さまざまなサーバプラットフォームが混在する環境におけるバックアップでは、ものごとを複雑にするような要因が多数存在している。このため、以下に挙げている事項を確認し、バックアップ戦略の実現性向上に役立ててほしい。
サーバのバックアップはたいていの場合、それほど複雑ではないものの、さまざまなサーバプラットフォームを混在させようとすると、ものごとが複雑になることもある。本記事では、さまざまなプラットフォームが混在する環境におけるバックアップ戦略を立案するうえで考慮しておくべきことを10個紹介する。
#1:現在使用しているバックアップソフトウェアは、バックアップ対象となるすべてのプラットフォームをサポートしているか?
確認しておくべき最も基本的な事項は、現在使用しているバックアップソフトウェアが「異質の」OSと連携できるのかどうか、あるいは新たなバックアップソフトウェアが必要となるのかどうかということである。
#2:現在使用しているバックアップソフトウェアには、他のOSに対応した機能としてファイルレベルでのバックアップ以上のものが搭載されているか?
この項目は、最も見過ごされやすいものの1つである。
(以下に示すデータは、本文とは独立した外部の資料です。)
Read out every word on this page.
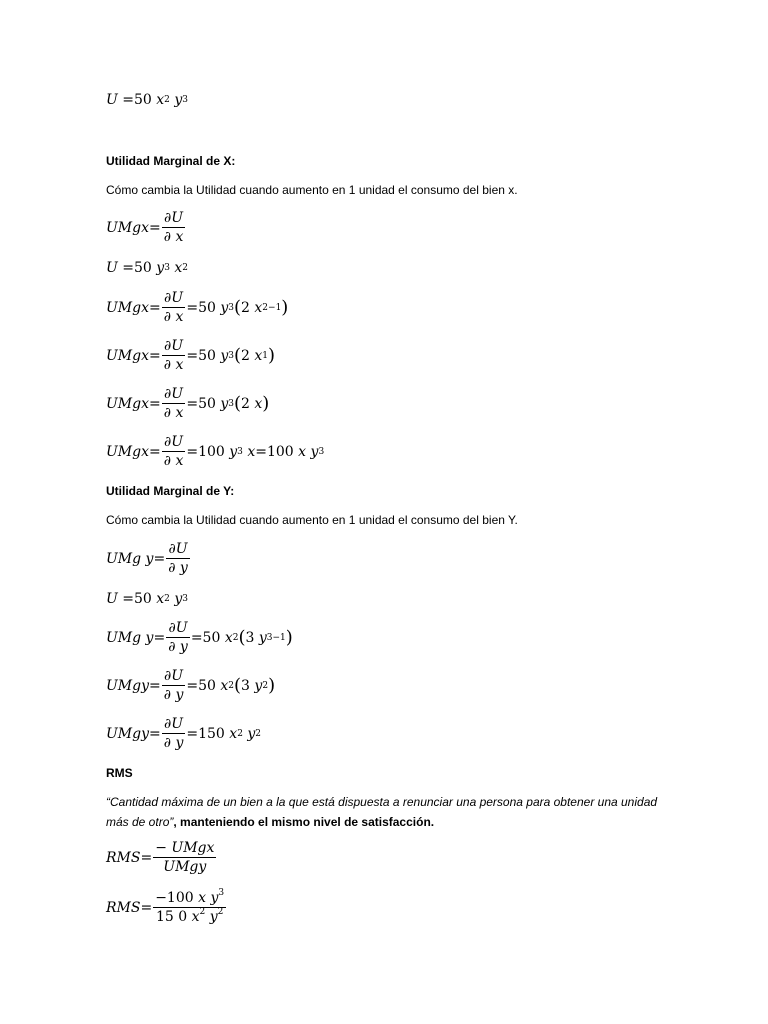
U =50 x 2
y 3
Utilidad Marginal de X:
Cómo cambia la Utilidad cuando aumento en 1 unidad el consumo del bien x.
UMgx = $\frac{\partial U}{\partial x}$
U =50 y 3
x 2
UMgx = $\frac{\partial U}{\partial x} =50$ y 3 ( 2 x 2−1 )
UMgx = $\frac{\partial U}{\partial x} =50$ y 3 ( 2 x 1 )
UMgx = $\frac{\partial U}{\partial x} =50$ y 3 ( 2 x )
UMgx = $\frac{\partial U}{\partial x} =100$ y 3
x =100 x
y 3
Utilidad Marginal de Y:
Cómo cambia la Utilidad cuando aumento en 1 unidad el consumo del bien Y.
UMg $y = \frac{\partial U}{\partial y}$
U =50 x 2
y 3
UMg $y = \frac{\partial U}{\partial y} =50$ x 2 ( 3 y 3−1 )
UMgy = $\frac{\partial U}{\partial y} =50$ x 2 ( 3 y 2 )
UMgy = $\frac{\partial U}{\partial y} =150$ x 2
y 2
RMS
“Cantidad máxima de un bien a la que está dispuesta a renunciar una persona para obtener una unidad más de otro”, manteniendo el mismo nivel de satisfacción.
RMS = $\frac{\text{− UMgx}}{\text{UMgy}}$
RMS = $\frac{-100 x y^3}{15 0 x^2 y^2}$
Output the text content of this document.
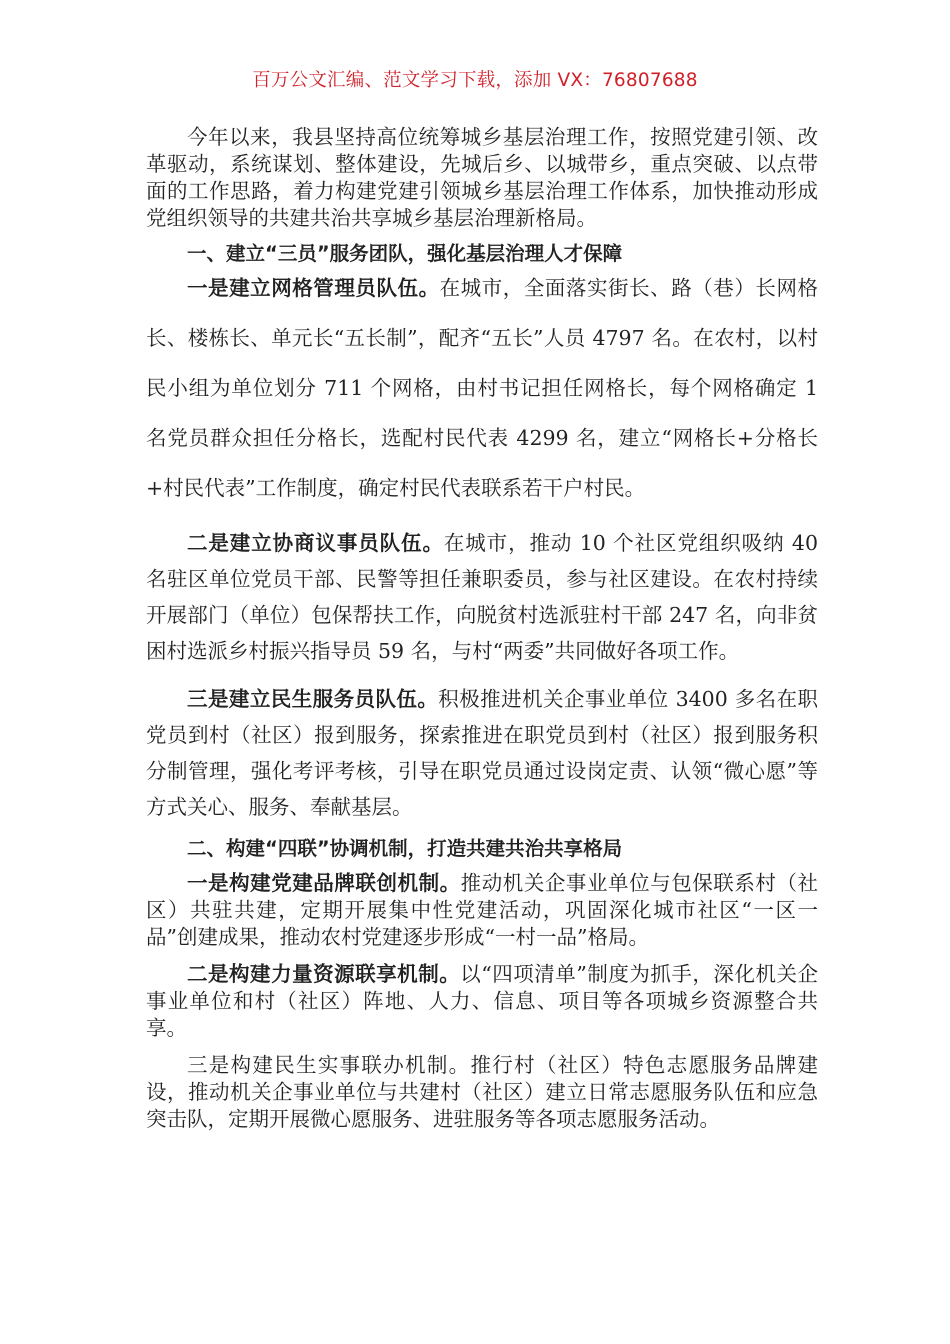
百万公文汇编、范文学习下载，添加 VX：76807688

今年以来，我县坚持高位统筹城乡基层治理工作，按照党建引领、改革驱动，系统谋划、整体建设，先城后乡、以城带乡，重点突破、以点带面的工作思路，着力构建党建引领城乡基层治理工作体系，加快推动形成党组织领导的共建共治共享城乡基层治理新格局。

一、建立“三员”服务团队，强化基层治理人才保障

一是建立网格管理员队伍。在城市，全面落实街长、路（巷）长网格长、楼栋长、单元长“五长制”，配齐“五长”人员 4797 名。在农村，以村民小组为单位划分 711 个网格，由村书记担任网格长，每个网格确定 1 名党员群众担任分格长，选配村民代表 4299 名，建立“网格长+分格长+村民代表”工作制度，确定村民代表联系若干户村民。

二是建立协商议事员队伍。在城市，推动 10 个社区党组织吸纳 40 名驻区单位党员干部、民警等担任兼职委员，参与社区建设。在农村持续开展部门（单位）包保帮扶工作，向脱贫村选派驻村干部 247 名，向非贫困村选派乡村振兴指导员 59 名，与村“两委”共同做好各项工作。

三是建立民生服务员队伍。积极推进机关企事业单位 3400 多名在职党员到村（社区）报到服务，探索推进在职党员到村（社区）报到服务积分制管理，强化考评考核，引导在职党员通过设岗定责、认领“微心愿”等方式关心、服务、奉献基层。

二、构建“四联”协调机制，打造共建共治共享格局

一是构建党建品牌联创机制。推动机关企事业单位与包保联系村（社区）共驻共建，定期开展集中性党建活动，巩固深化城市社区“一区一品”创建成果，推动农村党建逐步形成“一村一品”格局。

二是构建力量资源联享机制。以“四项清单”制度为抓手，深化机关企事业单位和村（社区）阵地、人力、信息、项目等各项城乡资源整合共享。

三是构建民生实事联办机制。推行村（社区）特色志愿服务品牌建设，推动机关企事业单位与共建村（社区）建立日常志愿服务队伍和应急突击队，定期开展微心愿服务、进驻服务等各项志愿服务活动。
筆者の言いたいことを分かってもらうには、Windowsネットワークにおけるバックアップを考えてもらうのが良いだろう。アプリケーションによっては、実行中にファイルレベルのバックアップを行うことができないものもあるのである(SQL ServerやExchange Serverなど)。このため、バックアップソフトウェアはこういったアプリケーションに対応するための機能を別途搭載している必要がある。同様のことは、Linux上やMacintosh上で実行されるアプリケーションにも当てはまる。つまり、「異質の」サーバがある場合、ファイルレベルのバックアップ機能だけでは不十分なケースもあるというわけだ。このことは、こういったサーバ上で実行されているアプリケーションに対応した特別のバックアップソフトウェアが必要になるかもしれないということを意味している。
#3:現在使用しているストレージメディアには、追加のサーバをバックアップできるだけの容量があるか?
これは基本的な確認事項であるが、重要であることに変わりはない。既存のバックアップインフラには、ネットワークに追加される新たなサーバを含め、すべてのものをバックアップできるだけの十分な容量があるだろうか?
#4:既存のバックアップシステムに対してこれまでいくら投資してきているのか?
既存のデータセンターに対して異質なプラットフォームのサーバを追加で導入しようとする場合、現行のバックアップインフラでは何らかの理由で新たなサーバに対応できないというケースも考えられる。そういったケースでは、既存のシステムに投資してきたコストについて、じっくり考えることが重要である。
既存のシステムにかなりのコストを投資してきているという場合、他のシステムで置き換えるという提案に難色を示す人も出てくるだろう。こういったことは、既存のシステムがそれほど古くない場合に特に言えるはずだ。このような状況においては、追加導入する新たなプラットフォームのために別途設計した第2のバックアップシステムを用意する方が良いこともある。